“…luscious beats that could pound through any dancefloor whether in an indie bar or a packed nightclub….”


The electronica trio from Liverpool have been enjoying plenty of airplay on 6music as well as plenty of endorsements from other musicians. Stealing Sheep straddle the line between folky indie and electronic pop with a sound similar to the likes of Metronomy and Ladytron. At their lighter moments they could sneak their way onto Radio 1 playlists while at their darker moments they tilt towards the experimental gloom of Fever Ray and The Knife, although not to such a substantial, artistic extent.

Joking Me features luscious beats that could pound through any dancefloor whether in an indie bar or a packed nightclub. The trio’s harmonies float over sliding synth and glistening percussion. Rather than hiding behind a few dozen keyboards and laptops, the inclusion of live guitars and drums gives their performances an added dimension and an altogether fuller sound…

Stealing Sheep play Broadcast in Glasgow on April 25.



Formed in Massachusetts in the 90s, Dropkick Murphys have been punting their Irish-American punk for a long time now. The mix of bagpipes, bodhrans, mandolins and accordions gives the band a distinctly celtic sound. Throw in some electric guitars, aggressive drums and husky vocals and the influence of the like of The Ramones, The Clash and Sex Pistols becomes clear. There are other inevitable influences such as The Pogues and Stiff Little Fingers that come with the territory of celtic punk.

I’m Shipping Up to Boston is probably their best-known song, thanks to its appearance in Martin Scorsese’s Boston-set blockbuster The Departed. Songs like The State of Massachusetts and Flannigan’s Ball tell modern folk tales through a maelstrom of distorted punk guitar noise.

Dropkick Murphys play the O2 Academy in Glasgow on April 22.

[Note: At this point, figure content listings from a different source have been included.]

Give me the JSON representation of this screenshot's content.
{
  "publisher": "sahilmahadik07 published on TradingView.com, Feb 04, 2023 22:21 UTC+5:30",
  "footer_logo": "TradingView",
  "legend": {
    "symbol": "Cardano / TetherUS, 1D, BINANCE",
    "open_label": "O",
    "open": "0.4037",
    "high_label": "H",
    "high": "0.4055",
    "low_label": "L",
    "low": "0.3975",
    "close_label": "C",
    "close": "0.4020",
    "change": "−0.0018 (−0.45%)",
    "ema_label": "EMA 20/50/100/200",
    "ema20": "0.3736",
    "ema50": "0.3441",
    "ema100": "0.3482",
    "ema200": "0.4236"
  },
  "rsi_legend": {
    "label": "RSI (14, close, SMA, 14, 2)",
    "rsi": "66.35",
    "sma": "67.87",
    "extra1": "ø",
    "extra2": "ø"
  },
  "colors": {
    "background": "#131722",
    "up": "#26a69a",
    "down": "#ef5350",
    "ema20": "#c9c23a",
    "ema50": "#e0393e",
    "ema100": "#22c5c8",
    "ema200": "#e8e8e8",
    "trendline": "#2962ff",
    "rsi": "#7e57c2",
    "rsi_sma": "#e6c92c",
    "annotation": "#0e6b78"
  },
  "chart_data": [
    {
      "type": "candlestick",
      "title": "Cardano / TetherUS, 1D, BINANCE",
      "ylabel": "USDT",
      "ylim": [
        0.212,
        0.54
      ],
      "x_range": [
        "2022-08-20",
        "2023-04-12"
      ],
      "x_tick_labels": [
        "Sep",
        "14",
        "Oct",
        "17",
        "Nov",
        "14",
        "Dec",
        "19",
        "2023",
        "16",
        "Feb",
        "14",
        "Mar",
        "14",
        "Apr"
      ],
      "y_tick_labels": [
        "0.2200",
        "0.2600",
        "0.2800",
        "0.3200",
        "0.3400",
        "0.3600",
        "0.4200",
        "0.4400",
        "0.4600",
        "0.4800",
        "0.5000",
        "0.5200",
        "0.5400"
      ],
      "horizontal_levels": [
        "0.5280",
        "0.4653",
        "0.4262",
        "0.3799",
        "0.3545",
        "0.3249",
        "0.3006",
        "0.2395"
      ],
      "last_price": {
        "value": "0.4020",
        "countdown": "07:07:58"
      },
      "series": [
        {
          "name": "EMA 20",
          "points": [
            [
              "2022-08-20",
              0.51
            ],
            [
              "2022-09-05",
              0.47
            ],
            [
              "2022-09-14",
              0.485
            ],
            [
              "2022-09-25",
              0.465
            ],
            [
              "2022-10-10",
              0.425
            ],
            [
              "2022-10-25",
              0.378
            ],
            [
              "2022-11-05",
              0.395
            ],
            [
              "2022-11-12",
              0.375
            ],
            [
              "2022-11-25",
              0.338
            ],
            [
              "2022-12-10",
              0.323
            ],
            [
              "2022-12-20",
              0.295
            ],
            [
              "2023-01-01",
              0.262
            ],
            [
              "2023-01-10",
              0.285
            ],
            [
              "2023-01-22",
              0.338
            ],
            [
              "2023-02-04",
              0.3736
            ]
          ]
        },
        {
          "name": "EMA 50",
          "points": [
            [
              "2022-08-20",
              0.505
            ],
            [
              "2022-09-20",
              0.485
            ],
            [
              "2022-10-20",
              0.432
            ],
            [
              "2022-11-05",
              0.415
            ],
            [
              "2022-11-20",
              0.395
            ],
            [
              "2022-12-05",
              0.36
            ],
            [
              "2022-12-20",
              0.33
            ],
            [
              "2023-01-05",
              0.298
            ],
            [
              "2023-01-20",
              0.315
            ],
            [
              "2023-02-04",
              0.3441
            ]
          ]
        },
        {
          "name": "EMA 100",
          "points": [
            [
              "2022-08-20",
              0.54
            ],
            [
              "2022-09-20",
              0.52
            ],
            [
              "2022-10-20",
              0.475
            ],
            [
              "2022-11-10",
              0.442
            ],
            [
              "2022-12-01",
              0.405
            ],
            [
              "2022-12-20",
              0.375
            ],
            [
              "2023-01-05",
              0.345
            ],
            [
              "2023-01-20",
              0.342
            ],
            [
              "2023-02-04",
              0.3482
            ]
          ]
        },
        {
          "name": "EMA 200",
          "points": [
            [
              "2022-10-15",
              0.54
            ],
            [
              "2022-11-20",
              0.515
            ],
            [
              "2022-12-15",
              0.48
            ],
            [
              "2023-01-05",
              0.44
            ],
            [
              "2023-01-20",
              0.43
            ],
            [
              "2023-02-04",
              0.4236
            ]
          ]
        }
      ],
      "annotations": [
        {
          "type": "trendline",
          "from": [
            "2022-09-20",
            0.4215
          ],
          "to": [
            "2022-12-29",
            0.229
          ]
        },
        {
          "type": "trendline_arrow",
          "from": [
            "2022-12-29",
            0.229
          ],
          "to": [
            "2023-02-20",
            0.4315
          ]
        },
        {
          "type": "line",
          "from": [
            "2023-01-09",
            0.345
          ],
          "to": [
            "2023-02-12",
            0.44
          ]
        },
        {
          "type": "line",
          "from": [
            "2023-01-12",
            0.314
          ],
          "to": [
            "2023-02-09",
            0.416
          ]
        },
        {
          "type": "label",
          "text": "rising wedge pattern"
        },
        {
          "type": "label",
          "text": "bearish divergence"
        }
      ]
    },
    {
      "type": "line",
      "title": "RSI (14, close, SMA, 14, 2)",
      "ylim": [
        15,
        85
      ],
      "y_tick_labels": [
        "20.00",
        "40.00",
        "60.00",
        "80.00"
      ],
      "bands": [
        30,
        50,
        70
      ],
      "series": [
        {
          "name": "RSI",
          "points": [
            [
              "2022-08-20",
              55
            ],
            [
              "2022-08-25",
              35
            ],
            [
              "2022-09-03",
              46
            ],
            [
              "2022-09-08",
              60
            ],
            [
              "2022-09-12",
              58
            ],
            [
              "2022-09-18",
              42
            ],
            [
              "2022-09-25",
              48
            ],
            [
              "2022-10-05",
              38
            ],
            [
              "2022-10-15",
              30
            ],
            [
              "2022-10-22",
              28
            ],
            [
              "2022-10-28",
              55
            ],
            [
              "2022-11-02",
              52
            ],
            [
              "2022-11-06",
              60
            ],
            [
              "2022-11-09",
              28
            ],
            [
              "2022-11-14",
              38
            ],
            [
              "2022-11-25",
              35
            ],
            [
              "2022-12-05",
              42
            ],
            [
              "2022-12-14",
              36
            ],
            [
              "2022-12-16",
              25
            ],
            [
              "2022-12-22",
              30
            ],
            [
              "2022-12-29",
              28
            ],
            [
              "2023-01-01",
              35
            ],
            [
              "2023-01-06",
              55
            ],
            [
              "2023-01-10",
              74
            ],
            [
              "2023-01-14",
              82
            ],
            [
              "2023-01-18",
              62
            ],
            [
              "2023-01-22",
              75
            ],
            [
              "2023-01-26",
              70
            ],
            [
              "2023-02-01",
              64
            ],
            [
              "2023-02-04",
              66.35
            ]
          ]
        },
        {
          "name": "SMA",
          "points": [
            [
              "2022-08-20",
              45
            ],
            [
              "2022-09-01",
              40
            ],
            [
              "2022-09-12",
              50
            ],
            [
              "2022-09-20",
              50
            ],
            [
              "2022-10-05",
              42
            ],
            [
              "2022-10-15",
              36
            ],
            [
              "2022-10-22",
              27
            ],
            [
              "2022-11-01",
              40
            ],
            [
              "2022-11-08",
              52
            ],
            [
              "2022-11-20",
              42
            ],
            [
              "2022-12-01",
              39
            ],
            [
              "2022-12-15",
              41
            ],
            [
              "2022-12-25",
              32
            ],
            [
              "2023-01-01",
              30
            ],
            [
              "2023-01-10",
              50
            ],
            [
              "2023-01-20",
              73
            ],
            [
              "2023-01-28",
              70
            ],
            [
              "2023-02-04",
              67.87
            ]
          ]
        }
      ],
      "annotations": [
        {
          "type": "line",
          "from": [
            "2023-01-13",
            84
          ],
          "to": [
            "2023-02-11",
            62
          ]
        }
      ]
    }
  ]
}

Fresh-faced but showing fierceness, Sam Fender is aiming to deliver something interesting and timely early on in his music career. His pop-rock sound is clearly already doing the business amongst mainstream critics, with Fender being named one of BBC’s Sound of 2018 artists alongside the likes of Sigrid and Scotland’s newest favourite son Lewis Capaldi. Songs like Dead Boys and That Sound have also seen him named BRITS Critic’s Choice winner for 2019. Although these awards are no guarantee of success, Sam will be looking to grasp the opportunity that is currently laying in front of him. If you are looking to catch a big name before they blow up into stardom, then Fender playing at Queen Margaret Union could be a good bet.

Sam Fender plays the QMU in Glasgow on May 3.